1. Why we think of light as a wave
Light shows behaviours that cannot be explained if it were only a stream of particles or rays. Effects like bright and dark fringes, colours on soap bubbles, and light bending around obstacles all point to one idea — light behaves like a wave.
These effects appear only when I think of light spreading out and interfering like ripples on water.
2. Light as an electromagnetic wave
Light is an electromagnetic wave made up of oscillating electric and magnetic fields. These fields vibrate:
- perpendicular to each other,
- and perpendicular to the direction in which light travels.

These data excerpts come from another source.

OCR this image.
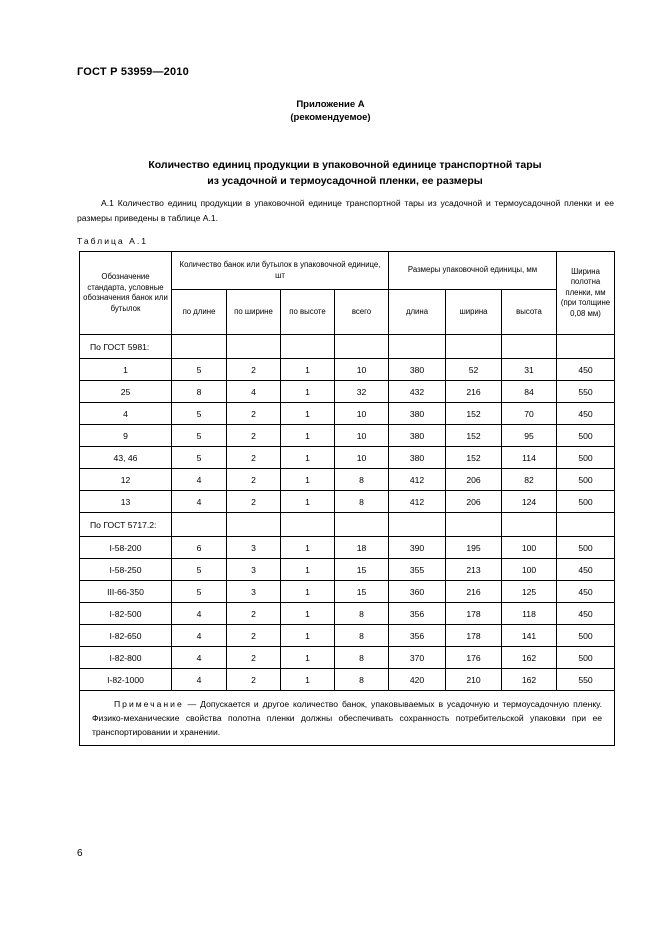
ГОСТ Р 53959—2010
Приложение А
(рекомендуемое)
Количество единиц продукции в упаковочной единице транспортной тары
из усадочной и термоусадочной пленки, ее размеры
А.1 Количество единиц продукции в упаковочной единице транспортной тары из усадочной и термоусадочной пленки и ее размеры приведены в таблице А.1.
Таблица А.1
Обозначение стандарта, условные обозначения банок или бутылок	Количество банок или бутылок в упаковочной единице, шт				Размеры упаковочной единицы, мм			Ширина полотна пленки, мм (при толщине 0,08 мм)
	по длине	по ширине	по высоте	всего	длина	ширина	высота	
По ГОСТ 5981:								
1	5	2	1	10	380	52	31	450
25	8	4	1	32	432	216	84	550
4	5	2	1	10	380	152	70	450
9	5	2	1	10	380	152	95	500
43, 46	5	2	1	10	380	152	114	500
12	4	2	1	8	412	206	82	500
13	4	2	1	8	412	206	124	500
По ГОСТ 5717.2:								
I-58-200	6	3	1	18	390	195	100	500
I-58-250	5	3	1	15	355	213	100	450
III-66-350	5	3	1	15	360	216	125	450
I-82-500	4	2	1	8	356	178	118	450
I-82-650	4	2	1	8	356	178	141	500
I-82-800	4	2	1	8	370	176	162	500
I-82-1000	4	2	1	8	420	210	162	550

Примечание — Допускается и другое количество банок, упаковываемых в усадочную и термоусадочную пленку. Физико-механические свойства полотна пленки должны обеспечивать сохранность потребительской упаковки при ее транспортировании и хранении.								
6
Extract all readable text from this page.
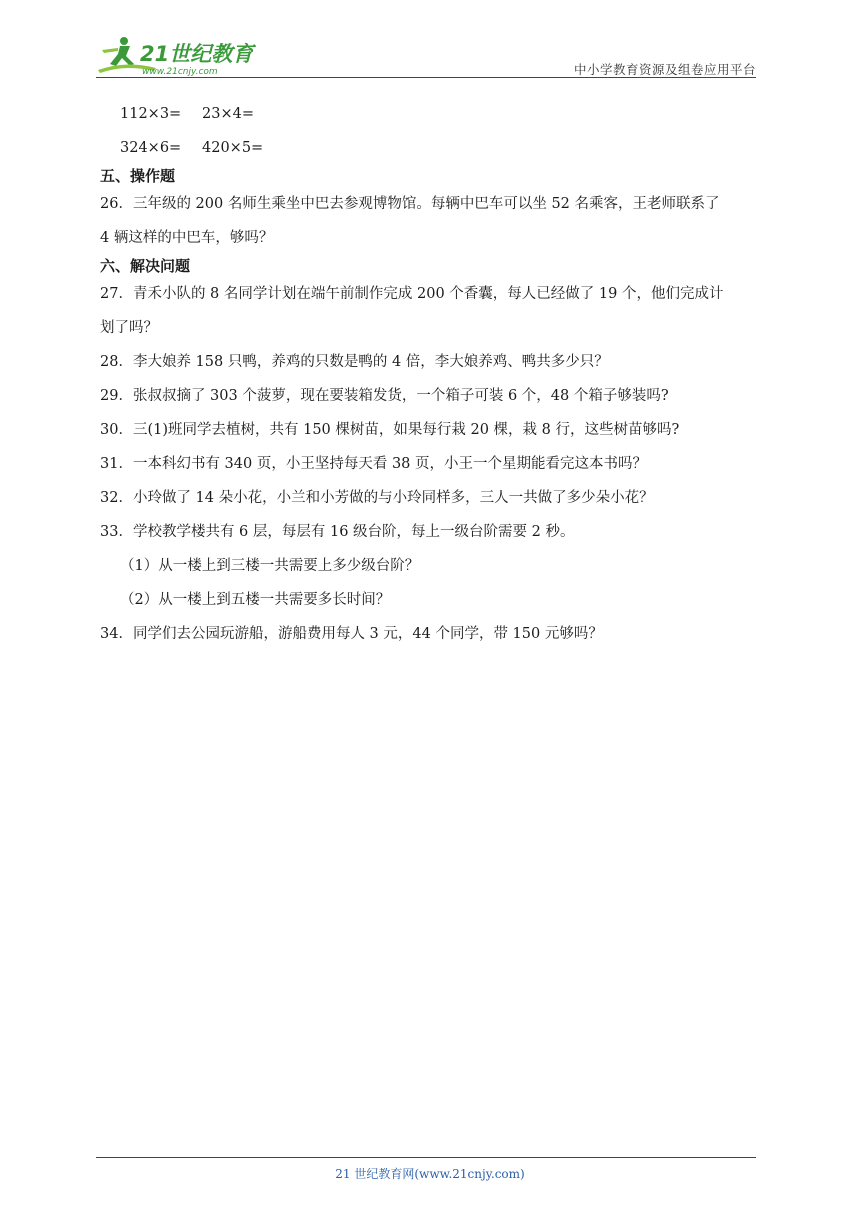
21世纪教育
www.21cnjy.com	中小学教育资源及组卷应用平台
112×3= 23×4=
324×6= 420×5=
五、操作题
26．三年级的 200 名师生乘坐中巴去参观博物馆。每辆中巴车可以坐 52 名乘客，王老师联系了
4 辆这样的中巴车，够吗？
六、解决问题
27．青禾小队的 8 名同学计划在端午前制作完成 200 个香囊，每人已经做了 19 个，他们完成计
划了吗？
28．李大娘养 158 只鸭，养鸡的只数是鸭的 4 倍，李大娘养鸡、鸭共多少只？
29．张叔叔摘了 303 个菠萝，现在要装箱发货，一个箱子可装 6 个，48 个箱子够装吗?
30．三(1)班同学去植树，共有 150 棵树苗，如果每行栽 20 棵，栽 8 行，这些树苗够吗?
31．一本科幻书有 340 页，小王坚持每天看 38 页，小王一个星期能看完这本书吗？
32．小玲做了 14 朵小花，小兰和小芳做的与小玲同样多，三人一共做了多少朵小花？
33．学校教学楼共有 6 层，每层有 16 级台阶，每上一级台阶需要 2 秒。
（1）从一楼上到三楼一共需要上多少级台阶？
（2）从一楼上到五楼一共需要多长时间？
34．同学们去公园玩游船，游船费用每人 3 元，44 个同学，带 150 元够吗？
21 世纪教育网(www.21cnjy.com)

This makes light a transverse wave.
3. Wavefronts help visualise light
Instead of imagining light as thin rays, wave optics uses wavefronts — surfaces on which every point vibrates in phase. This helps me picture how the wave spreads out.
3.1. Types of wavefronts
- Plane wavefront: From a faraway light source.
- Spherical wavefront: From a point source.
- Cylindrical wavefront: From a long, thin source like a slit.
4. Wavelength and frequency of light
Every wave is described by its wavelength and frequency. Light of different colours has different wavelengths:
- Violet → shorter wavelength
- Red → longer wavelength
The wavelength decides how much light bends around edges and how interference patterns look.
5. Huygens’ principle: how waves move forward
Huygens’ principle makes the wave picture easier: each point on a wavefront acts like a tiny source of new waves. The next wavefront is the smooth surface touching all these secondary waves.
This principle explains reflection and refraction without needing rays.
6. Evidence that light is a wave
Several experiments make the wave nature of light very clear:
6.1. Interference
When two light waves overlap, they add up. Sometimes they strengthen each other (bright fringes) and sometimes they cancel (dark fringes). This pattern can appear only if light is a wave.
6.2. Diffraction
Diffraction is the bending and spreading of light when it passes through narrow openings or around sharp edges. A sharp particle beam would not bend like this, but a wave does.
6.3. Polarisation
Polarisation is possible only for transverse waves. Since light can be polarised, it must be a transverse wave. This is one of the strongest evidences supporting the wave model.
7. How wavelength influences wave effects
The wave effects depend strongly on the wavelength:
- Shorter wavelengths (violet) bend less during refraction but diffract less.
- Longer wavelengths (red) bend more during dispersion and diffract more.
These differences explain why interference patterns have coloured fringes and why dispersion occurs in prisms.
8. Everyday examples of the wave nature of light
Wave effects appear in many familiar situations:
- Colours in oil films or soap bubbles → interference
- Blurring at the edges of shadows → diffraction
- Glare reduction using polarised sunglasses → polarisation
- Rainbow-like patterns on CDs → diffraction
9. Why both wave and ray models are useful
In many daily situations, obstacles and lenses are much larger than the wavelength of light. In those cases, the wavefront bends very little, so light travels almost in straight lines — the ray model is enough.
But whenever patterns, colours, or bending around small openings appear, the wave model becomes essential.